Hash-based MACs Another way to implement MACs is to base them on cryptographic hash functions. The most famous is called HMAC, by Mihir Bellare, Ran Canetti, and Hugo Krawczyk (see also RFC 2104).

The idea is to iterate a given hash function h over blocks of B bytes. We typically take B as 64 bytes, i.e., 512 bits. We let $ipad$ = the byte 0x36 repeated B times $opad$ = the byte 0x5C repeated B times $\mathit{HMAC}_k(x) = h(k_p \oplus opad, h(k_p \oplus ipad, x))$

where $k_p$ is obtained from $k$ by appending 0 up to the byte length B. Interestingly, the authors show that if an attacker is able to forge HMAC that he is also able to find collisions on the underlying hash function (even when fed with a random secret as done here). Thus, if the hash function is collision resistant than HMAC is unforgeable.
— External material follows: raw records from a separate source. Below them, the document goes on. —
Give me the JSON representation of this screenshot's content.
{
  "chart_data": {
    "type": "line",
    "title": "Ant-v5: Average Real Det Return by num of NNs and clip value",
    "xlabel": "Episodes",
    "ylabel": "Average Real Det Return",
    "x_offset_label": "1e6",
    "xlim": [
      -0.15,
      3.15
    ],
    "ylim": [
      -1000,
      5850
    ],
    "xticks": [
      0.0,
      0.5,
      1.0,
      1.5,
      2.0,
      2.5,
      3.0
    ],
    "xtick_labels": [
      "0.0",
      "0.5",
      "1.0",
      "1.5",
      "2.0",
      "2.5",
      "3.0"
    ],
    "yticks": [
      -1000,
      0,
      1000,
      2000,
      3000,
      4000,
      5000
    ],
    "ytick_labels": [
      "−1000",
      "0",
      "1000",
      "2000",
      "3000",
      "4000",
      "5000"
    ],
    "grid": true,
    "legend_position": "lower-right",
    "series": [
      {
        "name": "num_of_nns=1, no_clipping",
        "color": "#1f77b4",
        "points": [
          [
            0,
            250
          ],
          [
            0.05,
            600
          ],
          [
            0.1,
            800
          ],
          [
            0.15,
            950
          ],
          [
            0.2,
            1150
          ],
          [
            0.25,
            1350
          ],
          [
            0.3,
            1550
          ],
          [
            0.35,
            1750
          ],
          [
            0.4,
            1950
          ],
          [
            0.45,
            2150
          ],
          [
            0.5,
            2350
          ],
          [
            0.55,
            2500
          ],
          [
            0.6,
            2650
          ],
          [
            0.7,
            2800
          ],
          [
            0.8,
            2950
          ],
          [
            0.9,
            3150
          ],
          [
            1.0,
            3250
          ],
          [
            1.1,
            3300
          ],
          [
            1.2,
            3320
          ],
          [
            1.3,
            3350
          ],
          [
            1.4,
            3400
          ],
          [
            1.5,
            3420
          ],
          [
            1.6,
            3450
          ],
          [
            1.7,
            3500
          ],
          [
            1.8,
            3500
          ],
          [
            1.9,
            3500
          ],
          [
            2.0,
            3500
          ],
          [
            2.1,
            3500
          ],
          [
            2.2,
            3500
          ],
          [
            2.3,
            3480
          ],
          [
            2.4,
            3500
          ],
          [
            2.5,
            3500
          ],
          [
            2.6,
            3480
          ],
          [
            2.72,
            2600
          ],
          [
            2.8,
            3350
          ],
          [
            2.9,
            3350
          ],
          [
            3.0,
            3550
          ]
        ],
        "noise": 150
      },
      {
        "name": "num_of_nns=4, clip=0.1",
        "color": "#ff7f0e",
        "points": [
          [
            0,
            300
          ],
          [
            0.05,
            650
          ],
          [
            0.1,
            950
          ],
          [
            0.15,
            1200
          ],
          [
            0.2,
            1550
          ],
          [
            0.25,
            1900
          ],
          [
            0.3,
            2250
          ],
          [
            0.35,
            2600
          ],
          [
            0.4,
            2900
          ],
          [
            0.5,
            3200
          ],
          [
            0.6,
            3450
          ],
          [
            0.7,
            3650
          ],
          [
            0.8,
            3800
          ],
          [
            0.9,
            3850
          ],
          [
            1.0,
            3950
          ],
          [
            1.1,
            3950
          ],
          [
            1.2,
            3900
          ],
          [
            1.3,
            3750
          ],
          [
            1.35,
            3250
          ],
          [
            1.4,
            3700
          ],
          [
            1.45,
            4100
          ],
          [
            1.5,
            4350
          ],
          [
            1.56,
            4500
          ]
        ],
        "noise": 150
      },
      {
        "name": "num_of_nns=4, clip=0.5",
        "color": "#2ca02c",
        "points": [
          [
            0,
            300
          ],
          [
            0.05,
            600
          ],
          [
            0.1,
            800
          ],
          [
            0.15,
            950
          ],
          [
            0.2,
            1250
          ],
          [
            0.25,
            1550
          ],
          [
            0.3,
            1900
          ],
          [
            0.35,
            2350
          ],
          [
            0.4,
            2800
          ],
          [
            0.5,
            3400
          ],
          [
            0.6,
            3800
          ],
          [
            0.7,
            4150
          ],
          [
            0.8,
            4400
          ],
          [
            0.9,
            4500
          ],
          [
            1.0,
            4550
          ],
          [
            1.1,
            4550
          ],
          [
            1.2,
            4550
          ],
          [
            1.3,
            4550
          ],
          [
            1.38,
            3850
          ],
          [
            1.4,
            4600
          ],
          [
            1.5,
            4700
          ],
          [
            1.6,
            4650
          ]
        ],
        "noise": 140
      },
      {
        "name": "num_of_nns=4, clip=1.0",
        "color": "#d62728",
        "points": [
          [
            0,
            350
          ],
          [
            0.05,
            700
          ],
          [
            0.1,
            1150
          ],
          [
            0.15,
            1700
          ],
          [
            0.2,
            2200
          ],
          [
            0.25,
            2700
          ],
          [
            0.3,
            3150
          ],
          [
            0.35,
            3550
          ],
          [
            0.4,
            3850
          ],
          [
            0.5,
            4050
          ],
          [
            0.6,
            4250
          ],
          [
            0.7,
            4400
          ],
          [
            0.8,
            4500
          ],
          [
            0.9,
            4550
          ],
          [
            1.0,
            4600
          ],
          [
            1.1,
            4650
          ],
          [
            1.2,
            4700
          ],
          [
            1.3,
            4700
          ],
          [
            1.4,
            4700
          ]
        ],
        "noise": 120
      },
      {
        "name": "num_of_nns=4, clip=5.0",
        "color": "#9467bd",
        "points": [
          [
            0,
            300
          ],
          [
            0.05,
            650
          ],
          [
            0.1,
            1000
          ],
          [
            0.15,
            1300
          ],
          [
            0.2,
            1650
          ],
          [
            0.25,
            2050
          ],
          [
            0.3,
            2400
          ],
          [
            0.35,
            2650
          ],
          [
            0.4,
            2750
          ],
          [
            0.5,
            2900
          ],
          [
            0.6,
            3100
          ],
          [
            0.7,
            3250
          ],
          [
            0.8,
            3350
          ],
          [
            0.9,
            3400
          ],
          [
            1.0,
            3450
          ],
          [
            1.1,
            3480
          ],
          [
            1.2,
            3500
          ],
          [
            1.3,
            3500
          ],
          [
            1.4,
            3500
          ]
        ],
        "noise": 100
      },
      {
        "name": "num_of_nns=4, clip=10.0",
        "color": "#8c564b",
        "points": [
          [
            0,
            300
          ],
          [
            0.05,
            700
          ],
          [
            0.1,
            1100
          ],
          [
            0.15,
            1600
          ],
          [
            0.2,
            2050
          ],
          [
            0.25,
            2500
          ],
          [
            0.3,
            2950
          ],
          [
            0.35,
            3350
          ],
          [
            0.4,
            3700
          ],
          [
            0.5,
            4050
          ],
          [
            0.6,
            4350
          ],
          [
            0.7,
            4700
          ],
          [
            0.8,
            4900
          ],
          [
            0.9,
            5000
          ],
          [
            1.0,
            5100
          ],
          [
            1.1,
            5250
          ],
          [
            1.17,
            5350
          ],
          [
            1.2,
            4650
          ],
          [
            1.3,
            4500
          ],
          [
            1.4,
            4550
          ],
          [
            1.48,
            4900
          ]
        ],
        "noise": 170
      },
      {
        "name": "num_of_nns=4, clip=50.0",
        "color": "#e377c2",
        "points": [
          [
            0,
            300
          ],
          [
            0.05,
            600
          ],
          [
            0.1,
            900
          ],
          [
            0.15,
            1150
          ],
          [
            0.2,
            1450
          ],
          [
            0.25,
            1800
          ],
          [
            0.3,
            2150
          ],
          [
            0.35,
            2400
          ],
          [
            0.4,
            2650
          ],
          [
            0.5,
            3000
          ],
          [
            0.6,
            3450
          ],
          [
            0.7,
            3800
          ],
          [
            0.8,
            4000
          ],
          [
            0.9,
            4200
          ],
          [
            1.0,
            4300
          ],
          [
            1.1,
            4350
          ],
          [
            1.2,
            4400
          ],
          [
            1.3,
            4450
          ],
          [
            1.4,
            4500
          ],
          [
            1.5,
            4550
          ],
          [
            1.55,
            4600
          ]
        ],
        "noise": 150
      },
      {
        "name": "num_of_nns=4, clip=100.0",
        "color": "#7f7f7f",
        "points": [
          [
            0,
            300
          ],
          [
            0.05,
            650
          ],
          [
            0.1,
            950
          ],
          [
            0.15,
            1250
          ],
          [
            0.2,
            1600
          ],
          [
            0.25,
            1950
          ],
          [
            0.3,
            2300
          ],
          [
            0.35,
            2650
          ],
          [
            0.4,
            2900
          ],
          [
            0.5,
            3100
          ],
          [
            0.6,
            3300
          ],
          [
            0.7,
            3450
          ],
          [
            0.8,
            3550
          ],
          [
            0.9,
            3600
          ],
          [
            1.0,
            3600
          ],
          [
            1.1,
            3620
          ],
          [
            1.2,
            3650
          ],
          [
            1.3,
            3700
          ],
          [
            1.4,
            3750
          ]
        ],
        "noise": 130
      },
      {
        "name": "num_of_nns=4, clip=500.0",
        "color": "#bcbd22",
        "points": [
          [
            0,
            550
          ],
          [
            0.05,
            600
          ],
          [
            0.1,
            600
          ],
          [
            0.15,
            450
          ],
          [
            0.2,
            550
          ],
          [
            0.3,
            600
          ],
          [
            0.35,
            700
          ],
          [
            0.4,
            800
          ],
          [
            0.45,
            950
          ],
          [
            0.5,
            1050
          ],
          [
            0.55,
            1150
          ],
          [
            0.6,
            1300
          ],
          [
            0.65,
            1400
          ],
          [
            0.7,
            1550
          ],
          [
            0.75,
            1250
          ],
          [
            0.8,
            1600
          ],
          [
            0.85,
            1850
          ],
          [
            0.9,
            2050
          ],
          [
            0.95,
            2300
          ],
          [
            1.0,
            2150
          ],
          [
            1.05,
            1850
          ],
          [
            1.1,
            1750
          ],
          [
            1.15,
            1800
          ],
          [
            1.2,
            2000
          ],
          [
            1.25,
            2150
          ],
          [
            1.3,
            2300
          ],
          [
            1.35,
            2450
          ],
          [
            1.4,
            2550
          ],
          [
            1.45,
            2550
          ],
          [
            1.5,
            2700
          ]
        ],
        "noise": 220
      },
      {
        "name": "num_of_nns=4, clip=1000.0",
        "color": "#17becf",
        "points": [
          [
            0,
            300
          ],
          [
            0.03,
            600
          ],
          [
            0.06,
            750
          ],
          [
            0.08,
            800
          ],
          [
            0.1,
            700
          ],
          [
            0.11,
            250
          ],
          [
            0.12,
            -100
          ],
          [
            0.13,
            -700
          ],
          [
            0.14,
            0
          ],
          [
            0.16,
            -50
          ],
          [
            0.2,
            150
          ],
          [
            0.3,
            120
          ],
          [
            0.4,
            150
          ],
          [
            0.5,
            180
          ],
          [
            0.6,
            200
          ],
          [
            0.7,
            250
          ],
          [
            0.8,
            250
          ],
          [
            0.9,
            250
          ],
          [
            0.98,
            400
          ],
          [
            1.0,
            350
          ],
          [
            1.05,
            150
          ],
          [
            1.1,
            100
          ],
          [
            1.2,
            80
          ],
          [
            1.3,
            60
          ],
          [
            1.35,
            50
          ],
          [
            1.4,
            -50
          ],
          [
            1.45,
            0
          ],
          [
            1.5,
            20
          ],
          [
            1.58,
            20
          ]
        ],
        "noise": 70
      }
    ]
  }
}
MACs vs. signatures. What is the difference between MACs and signatures given that they seem to provide very similar guarantees? To understand this crucial issue think of Alice sending to Bob a contract $x$. To prove authenticity (the message comes from Alice) she can decide to either sign it as $\mathit{Sig}_{SK}(x)$ with her private key $SK$ or compute a MAC as $\mathit{MAC}_k(x)$ under a key $k$ shared with Bob. After receiving the message, Bob checks the signature or recomputes the MAC to verify its authenticity. What now if Alice denies to have ever sent $x$ to Bob? In other words, has Bob a way to show to to a third party (a judge) that the contract is from Alice? Here it becomes crucial the symmetry of the key: Alice is the only one knowing her private key $SK$ while both Alice and Bob know the shared key $k$. It is clear that, while signature can only be generated by Alice, a MAC can be easily ‘forged’ by Bob. This important difference can be summarized by stating that MACs never provide non-repudiability and, more specifically, they do not allow to prove authenticity to a third party.